Следующий раз увиделись еще через тринадцать лет, в тридцать шестом году. Тут уже Серпилин приехал не сам, а по вызову мачехи. Она написала об отце, что тот приболел «и хорошо бы вам, Федя, к нему приехать». Написано было на «вы». А вспомнила о нем, наверно, потому, что в газетах были напечатаны списки комсостава, получившего воинские звания. Он тогда уже служил в Москве, преподавал в академии, и ему было присвоено звание комбрига.
Он взял отпуск и поехал. Один. Валентину Егоровну, жену, с собою не брал. Считал, что эта поездка не принесет ей радости.
Отец действительно приболел, но богу душу отдавать не собирался и, когда Серпилин приехал, уже похаживал в валенках по дому, собирался идти на работу. Хотя ему уже тогда было под семьдесят, о пенсии еще не Думал.
Скорей всего отец поддался на уговоры мачехи: закинуть удочку на будущее – не начнет ли сын помогать? Возраст позволял заговорить об этом. Все три дочери вышли замуж и жили теперь отдельно. Две здесь же, в Туме, одна за кооператором, другая за директором школы, а третья за железнодорожником, в отъезде. Судя по намекам мачехи, Серпилин понял: дочки помогать не склонны. Или потому, что знают пока безбедное положение родителей, или не так воспитаны.

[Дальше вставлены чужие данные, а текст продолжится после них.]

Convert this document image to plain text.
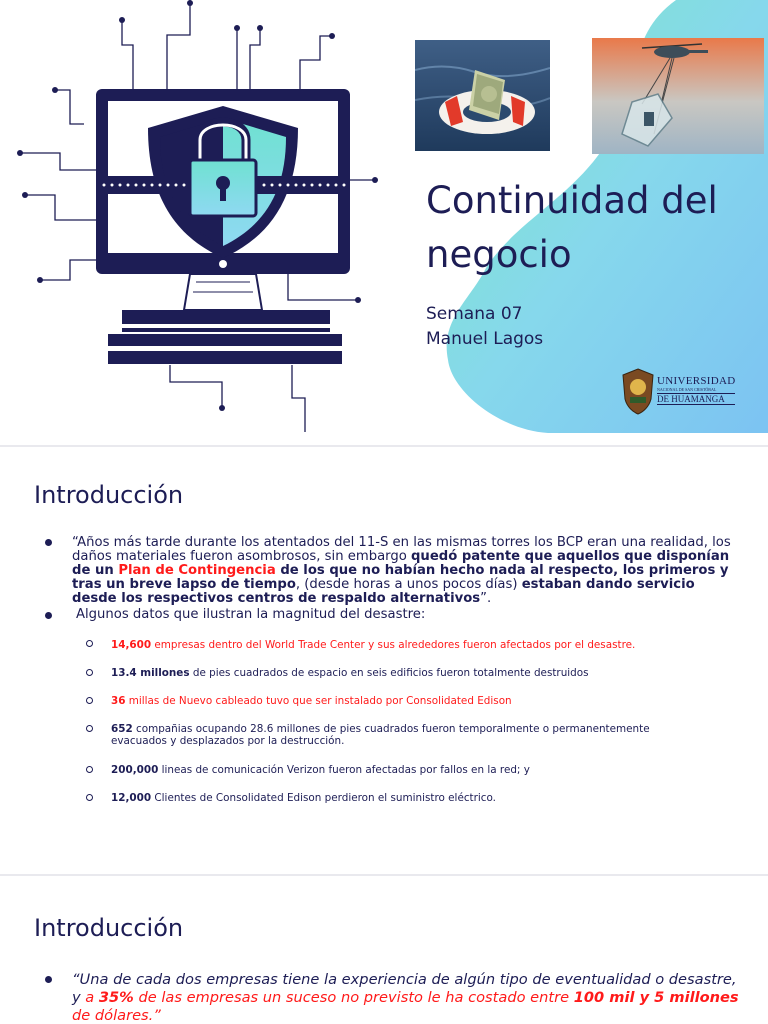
Continuidad del negocio
Semana 07
Manuel Lagos
UNIVERSIDAD
NACIONAL DE SAN CRISTÓBAL
DE HUAMANGA
Introducción
“Años más tarde durante los atentados del 11-S en las mismas torres los BCP eran una realidad, los daños materiales fueron asombrosos, sin embargo quedó patente que aquellos que disponían de un Plan de Contingencia de los que no habían hecho nada al respecto, los primeros y tras un breve lapso de tiempo, (desde horas a unos pocos días) estaban dando servicio desde los respectivos centros de respaldo alternativos”.
Algunos datos que ilustran la magnitud del desastre:
14,600 empresas dentro del World Trade Center y sus alrededores fueron afectados por el desastre.
13.4 millones de pies cuadrados de espacio en seis edificios fueron totalmente destruidos
36 millas de Nuevo cableado tuvo que ser instalado por Consolidated Edison
652 compañias ocupando 28.6 millones de pies cuadrados fueron temporalmente o permanentemente evacuados y desplazados por la destrucción.
200,000 lineas de comunicación Verizon fueron afectadas por fallos en la red; y
12,000 Clientes de Consolidated Edison perdieron el suministro eléctrico.
Introducción
“Una de cada dos empresas tiene la experiencia de algún tipo de eventualidad o desastre, y a 35% de las empresas un suceso no previsto le ha costado entre 100 mil y 5 millones de dólares.”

Серпилин, не долго думая, пообещал каждый месяц высылать из получки небольшую сумму.
– Не спеши, с женой посоветуйся, – сказал на это отец.
И опять не поняли друг друга. Отец, зная свою Пелагею Степановну, не понимал, как можно сделать такое, не посоветовавшись. А Серпилин, зная свою жену, полагал, что тут не о чем спрашивать.
После того как он начал переводить деньги, из Тумы стали регулярно приходить родственные письма, подтверждавшие получение переводов и сообщавшие домашние новости. Близости к родным письма эти не прибавили, да и переписка длилась недолго…
Потом, в сорок третьем году, в своем первом после шестилетнего перерыва письме, отец объяснил Серпилину, что он не стал тогда писать Валентине Егоровне, чтобы не растравлять ее горя – словами не поможешь.
Словами, верно, не поможешь, но мог бы сделать и по-другому, позвать ее: приезжай, поживи у нас. Но если б даже отцу и пришло это в голову, Пелагея Степановна все равно бы не разрешила.
Отец написал Серпилину в сорок третьем году, в марте, после того как прочел в газете о награждении генералов орденами Кутузова за Сталинград.
Адресованное в Наркомат обороны, отцовское письмо зигзагом, через Москву, пришло к Серпилину только в мае, уже на Центральный фронт. В письме были приветы жене и сыну. Серпилин ответил, что их обоих нет на свете, и дал распоряжение начфину армии переводить на адрес отца часть своих полевых денег.
Тогда у него не возникло мысли повидаться с отцом. Она возникла недавно, когда уже здесь, в Архангельском, получил пересланное с фронта отцовское письмо, из которого узнал, что пришла похоронная на второго зятя. Вспомнил, как сам недавно чуть не отправился на тот свет, вспомнил, что отцу уже семьдесят восьмой, выхлопотал ему пропуск для поездки в Москву и послал за ним Евстигнеева на «виллисе».